Sitting time and work patterns as indicators of overweight and obesity in Australian adults.

Author information

1
School of Human Movement Studies, University of Queensland, Australia. wbrown@hms.uq.edu.au

Abstract

BACKGROUND:

Increasing levels of physical inactivity and sedentariness are contributing to the current overweight and obesity epidemic. In this paper, the findings of two recent studies are used to explore the relationships between sitting time (in transport, work and leisure), physical activity and body mass index (BMI) in two contrasting samples of adult Australians.

METHODS:

Data on sitting time, physical activity, BMI and a number of demographic characteristics were compared for participants in two studies-529 women who were participants in a preschool health promotion project ('mothers'), and 185 men and women who were involved in a workplace pedometer study ('workers'). Relationships between age, number of children, physical activity, sitting time, BMI, gender and work patterns were explored. Logistic regression was used to predict the likelihood of being overweight or obese, among participants with different physical activity, sitting time and work patterns.

RESULTS:

The total reported time spent sitting per day (across all domains) was almost 6 h less among the mothers than the workers (P<0.001), and compared with the mothers, a significantly greater proportion of the workers was classified as overweight or obese (BMI > or =25 kg/m(2)).
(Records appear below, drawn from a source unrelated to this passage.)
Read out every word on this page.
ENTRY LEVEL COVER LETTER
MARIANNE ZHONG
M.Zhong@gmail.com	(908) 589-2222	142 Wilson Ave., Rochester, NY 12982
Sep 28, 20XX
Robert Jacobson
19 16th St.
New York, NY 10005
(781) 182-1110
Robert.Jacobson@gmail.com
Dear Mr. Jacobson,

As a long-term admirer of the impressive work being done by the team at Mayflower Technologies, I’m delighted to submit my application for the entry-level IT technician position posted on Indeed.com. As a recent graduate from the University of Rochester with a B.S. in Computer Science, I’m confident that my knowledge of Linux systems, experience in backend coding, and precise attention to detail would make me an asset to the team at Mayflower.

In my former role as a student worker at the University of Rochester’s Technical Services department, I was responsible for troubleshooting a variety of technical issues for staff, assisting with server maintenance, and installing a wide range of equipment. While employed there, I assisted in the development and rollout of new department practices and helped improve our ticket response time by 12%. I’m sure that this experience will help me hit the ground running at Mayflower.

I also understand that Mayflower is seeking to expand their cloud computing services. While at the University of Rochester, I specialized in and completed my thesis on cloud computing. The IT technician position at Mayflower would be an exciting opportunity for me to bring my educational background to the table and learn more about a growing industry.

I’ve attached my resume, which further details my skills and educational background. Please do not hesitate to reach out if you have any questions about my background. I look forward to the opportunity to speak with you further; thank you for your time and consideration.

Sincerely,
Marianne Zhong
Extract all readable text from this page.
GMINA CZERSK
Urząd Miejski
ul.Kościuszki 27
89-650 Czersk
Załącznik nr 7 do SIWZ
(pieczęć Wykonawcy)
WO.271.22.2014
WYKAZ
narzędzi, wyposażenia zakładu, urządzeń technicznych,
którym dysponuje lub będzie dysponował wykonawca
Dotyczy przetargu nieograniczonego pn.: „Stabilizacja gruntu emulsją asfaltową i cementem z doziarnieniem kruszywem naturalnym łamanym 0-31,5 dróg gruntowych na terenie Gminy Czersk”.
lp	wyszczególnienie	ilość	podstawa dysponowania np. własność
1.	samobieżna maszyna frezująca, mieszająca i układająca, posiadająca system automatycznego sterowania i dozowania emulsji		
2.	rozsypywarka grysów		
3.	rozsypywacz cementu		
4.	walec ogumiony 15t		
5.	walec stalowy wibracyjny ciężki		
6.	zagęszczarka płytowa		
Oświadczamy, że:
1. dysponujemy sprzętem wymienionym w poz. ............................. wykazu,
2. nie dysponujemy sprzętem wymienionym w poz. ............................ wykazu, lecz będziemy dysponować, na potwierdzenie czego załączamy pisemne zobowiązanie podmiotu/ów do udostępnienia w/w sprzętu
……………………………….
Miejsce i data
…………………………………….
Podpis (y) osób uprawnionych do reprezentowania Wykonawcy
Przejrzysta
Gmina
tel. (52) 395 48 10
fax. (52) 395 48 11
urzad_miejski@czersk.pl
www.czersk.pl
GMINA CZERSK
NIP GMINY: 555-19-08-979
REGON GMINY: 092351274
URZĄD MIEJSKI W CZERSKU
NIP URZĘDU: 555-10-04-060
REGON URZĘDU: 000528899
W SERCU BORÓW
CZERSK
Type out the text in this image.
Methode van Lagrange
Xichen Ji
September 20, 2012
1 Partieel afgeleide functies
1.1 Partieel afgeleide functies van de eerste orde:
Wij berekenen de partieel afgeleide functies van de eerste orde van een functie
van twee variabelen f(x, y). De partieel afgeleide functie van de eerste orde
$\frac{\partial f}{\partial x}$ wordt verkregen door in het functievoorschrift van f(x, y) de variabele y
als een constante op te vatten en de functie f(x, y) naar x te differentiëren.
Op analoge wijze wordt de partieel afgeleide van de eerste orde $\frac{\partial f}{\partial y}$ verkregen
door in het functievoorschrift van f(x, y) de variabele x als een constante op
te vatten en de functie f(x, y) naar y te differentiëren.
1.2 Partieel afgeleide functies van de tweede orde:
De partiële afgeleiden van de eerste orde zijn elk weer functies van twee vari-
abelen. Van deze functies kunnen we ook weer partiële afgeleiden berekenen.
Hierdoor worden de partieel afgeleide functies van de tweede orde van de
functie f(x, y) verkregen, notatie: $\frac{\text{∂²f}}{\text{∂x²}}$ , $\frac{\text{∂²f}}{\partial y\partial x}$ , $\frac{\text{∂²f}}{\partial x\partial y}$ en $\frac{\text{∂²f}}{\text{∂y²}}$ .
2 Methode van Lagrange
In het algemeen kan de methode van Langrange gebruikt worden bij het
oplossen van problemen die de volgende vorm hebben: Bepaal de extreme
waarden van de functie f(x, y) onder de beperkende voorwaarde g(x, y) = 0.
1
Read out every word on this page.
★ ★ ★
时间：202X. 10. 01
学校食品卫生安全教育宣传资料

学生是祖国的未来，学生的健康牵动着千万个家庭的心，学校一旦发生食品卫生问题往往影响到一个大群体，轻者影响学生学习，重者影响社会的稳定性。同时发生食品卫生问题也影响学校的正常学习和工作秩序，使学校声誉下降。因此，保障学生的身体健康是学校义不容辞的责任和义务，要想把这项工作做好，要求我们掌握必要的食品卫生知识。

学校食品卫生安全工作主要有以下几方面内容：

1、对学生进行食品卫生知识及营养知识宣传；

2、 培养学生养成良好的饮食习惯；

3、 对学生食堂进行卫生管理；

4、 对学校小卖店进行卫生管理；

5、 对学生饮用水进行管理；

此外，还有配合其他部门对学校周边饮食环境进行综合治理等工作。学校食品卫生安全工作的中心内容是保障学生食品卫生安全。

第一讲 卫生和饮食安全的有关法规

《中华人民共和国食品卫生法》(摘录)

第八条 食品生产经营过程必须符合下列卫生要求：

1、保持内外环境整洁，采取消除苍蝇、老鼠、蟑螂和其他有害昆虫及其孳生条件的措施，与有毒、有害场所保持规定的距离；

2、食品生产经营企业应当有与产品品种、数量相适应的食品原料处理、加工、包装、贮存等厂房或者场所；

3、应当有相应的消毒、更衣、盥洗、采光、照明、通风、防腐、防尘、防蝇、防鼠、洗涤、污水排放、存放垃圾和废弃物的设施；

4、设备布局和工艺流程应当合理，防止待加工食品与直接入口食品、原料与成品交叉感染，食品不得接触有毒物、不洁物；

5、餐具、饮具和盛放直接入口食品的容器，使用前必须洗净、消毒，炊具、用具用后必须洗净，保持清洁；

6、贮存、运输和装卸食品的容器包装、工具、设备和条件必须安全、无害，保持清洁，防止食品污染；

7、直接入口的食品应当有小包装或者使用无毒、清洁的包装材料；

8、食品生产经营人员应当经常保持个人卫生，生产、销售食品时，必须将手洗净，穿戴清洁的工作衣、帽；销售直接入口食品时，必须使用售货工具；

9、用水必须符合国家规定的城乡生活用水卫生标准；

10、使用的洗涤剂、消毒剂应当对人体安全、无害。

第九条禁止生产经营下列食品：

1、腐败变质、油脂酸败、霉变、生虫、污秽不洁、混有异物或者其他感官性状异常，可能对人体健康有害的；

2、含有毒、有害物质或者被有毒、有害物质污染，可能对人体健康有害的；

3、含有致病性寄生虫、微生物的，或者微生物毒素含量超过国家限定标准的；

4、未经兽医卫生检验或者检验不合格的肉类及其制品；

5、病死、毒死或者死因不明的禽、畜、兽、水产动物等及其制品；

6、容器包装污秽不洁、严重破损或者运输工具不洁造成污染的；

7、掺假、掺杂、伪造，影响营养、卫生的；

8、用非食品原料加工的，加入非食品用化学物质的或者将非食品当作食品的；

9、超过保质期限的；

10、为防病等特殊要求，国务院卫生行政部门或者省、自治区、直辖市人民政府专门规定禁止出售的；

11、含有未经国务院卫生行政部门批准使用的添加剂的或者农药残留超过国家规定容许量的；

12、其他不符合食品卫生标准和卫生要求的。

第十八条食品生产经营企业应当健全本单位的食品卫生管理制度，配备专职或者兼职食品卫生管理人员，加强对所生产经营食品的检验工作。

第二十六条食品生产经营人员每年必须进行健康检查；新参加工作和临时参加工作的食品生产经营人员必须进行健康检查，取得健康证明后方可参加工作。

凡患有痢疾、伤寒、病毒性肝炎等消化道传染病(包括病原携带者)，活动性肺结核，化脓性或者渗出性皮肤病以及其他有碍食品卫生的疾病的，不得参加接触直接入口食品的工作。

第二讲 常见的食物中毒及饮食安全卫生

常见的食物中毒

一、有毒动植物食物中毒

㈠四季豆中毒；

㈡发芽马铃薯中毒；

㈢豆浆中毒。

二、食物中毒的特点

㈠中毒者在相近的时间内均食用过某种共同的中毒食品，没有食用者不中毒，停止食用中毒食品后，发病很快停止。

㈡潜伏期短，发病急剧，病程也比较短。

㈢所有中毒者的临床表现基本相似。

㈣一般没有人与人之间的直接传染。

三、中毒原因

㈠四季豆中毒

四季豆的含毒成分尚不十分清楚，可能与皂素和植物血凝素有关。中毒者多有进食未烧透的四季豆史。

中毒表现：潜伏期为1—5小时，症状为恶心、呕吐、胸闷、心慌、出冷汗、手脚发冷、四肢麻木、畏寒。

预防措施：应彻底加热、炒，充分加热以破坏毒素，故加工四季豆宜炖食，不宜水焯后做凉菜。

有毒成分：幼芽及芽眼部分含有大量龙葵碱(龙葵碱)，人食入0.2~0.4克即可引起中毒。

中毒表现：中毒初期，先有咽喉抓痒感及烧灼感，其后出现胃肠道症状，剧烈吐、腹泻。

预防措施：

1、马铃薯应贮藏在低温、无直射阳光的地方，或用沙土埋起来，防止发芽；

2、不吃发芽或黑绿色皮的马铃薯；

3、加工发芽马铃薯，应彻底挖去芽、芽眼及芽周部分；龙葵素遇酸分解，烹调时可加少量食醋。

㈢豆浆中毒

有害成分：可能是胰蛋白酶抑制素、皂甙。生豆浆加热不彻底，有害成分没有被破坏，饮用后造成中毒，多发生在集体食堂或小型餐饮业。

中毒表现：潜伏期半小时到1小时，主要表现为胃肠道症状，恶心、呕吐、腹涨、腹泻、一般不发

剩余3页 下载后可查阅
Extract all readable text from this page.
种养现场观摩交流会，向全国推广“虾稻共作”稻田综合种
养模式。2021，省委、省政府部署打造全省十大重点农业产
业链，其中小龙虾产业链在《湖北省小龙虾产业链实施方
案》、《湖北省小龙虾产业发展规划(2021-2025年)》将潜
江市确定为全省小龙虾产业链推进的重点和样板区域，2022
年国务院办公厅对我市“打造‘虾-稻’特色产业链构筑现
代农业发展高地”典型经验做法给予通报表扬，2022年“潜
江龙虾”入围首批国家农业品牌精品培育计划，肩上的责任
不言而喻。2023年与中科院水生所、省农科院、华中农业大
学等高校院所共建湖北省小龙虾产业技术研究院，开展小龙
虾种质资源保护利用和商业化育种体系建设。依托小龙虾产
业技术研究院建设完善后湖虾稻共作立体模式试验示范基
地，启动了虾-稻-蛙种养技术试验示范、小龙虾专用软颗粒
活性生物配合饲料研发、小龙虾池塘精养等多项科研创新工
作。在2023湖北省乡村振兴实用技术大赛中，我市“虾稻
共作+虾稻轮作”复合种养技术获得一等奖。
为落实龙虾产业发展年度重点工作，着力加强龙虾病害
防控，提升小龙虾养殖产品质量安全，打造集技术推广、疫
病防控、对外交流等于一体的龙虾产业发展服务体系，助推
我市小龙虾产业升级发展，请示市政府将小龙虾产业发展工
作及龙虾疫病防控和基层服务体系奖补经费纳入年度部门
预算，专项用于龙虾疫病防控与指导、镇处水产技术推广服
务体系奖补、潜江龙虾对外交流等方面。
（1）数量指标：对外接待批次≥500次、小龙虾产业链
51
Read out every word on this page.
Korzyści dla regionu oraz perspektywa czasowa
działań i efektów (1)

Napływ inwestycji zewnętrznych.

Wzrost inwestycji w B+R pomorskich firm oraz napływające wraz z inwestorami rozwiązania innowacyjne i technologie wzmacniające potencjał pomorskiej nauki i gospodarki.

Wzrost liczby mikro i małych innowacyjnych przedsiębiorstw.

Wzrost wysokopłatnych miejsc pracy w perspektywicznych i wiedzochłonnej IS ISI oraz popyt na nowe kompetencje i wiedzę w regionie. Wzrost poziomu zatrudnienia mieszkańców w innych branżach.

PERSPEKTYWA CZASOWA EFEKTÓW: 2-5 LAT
Univariate analysis found that, compared with men in full-time work, women who worked full-time (OR=0.42, CI: 0.24-0.74), part-time (OR=0.35, CI: 0.20-0.59) or in full-time home duties (OR=0.51, CI: 0.29-0.88) were about half as likely to be overweight or obese. Participants who reported high daily levels of sitting (> or =7.4 h) were also significantly more likely than those who reported 'low' levels (<4.7 h/day) to be overweight or obese (OR=1.68, CI: 1.16-2.42). Multivariate analysis (including physical activity, work patterns and sitting time) confirmed that full-time and part-time working women (but not 'home duties' women) were less likely to report BMI > or =25 kg/m(2) than full-time working men (full-time: OR=0.44, CI: 0.25-0.78; part-time: OR=0.45, CI: 0.24-0.86), but the OR for BMI > or =25 among those in the high sitting category was attenuated (OR=1.61, CI 0.96-2.71).

CONCLUSIONS:

The findings suggest a need for inclusion of measures of both activity and inactivity in future studies, so that the complex relationships between these behavioural determinants of BMI can be clarified.

PMID:
14574344
DOI:
10.1038/sj.ijo.0802426
[Indexed for MEDLINE]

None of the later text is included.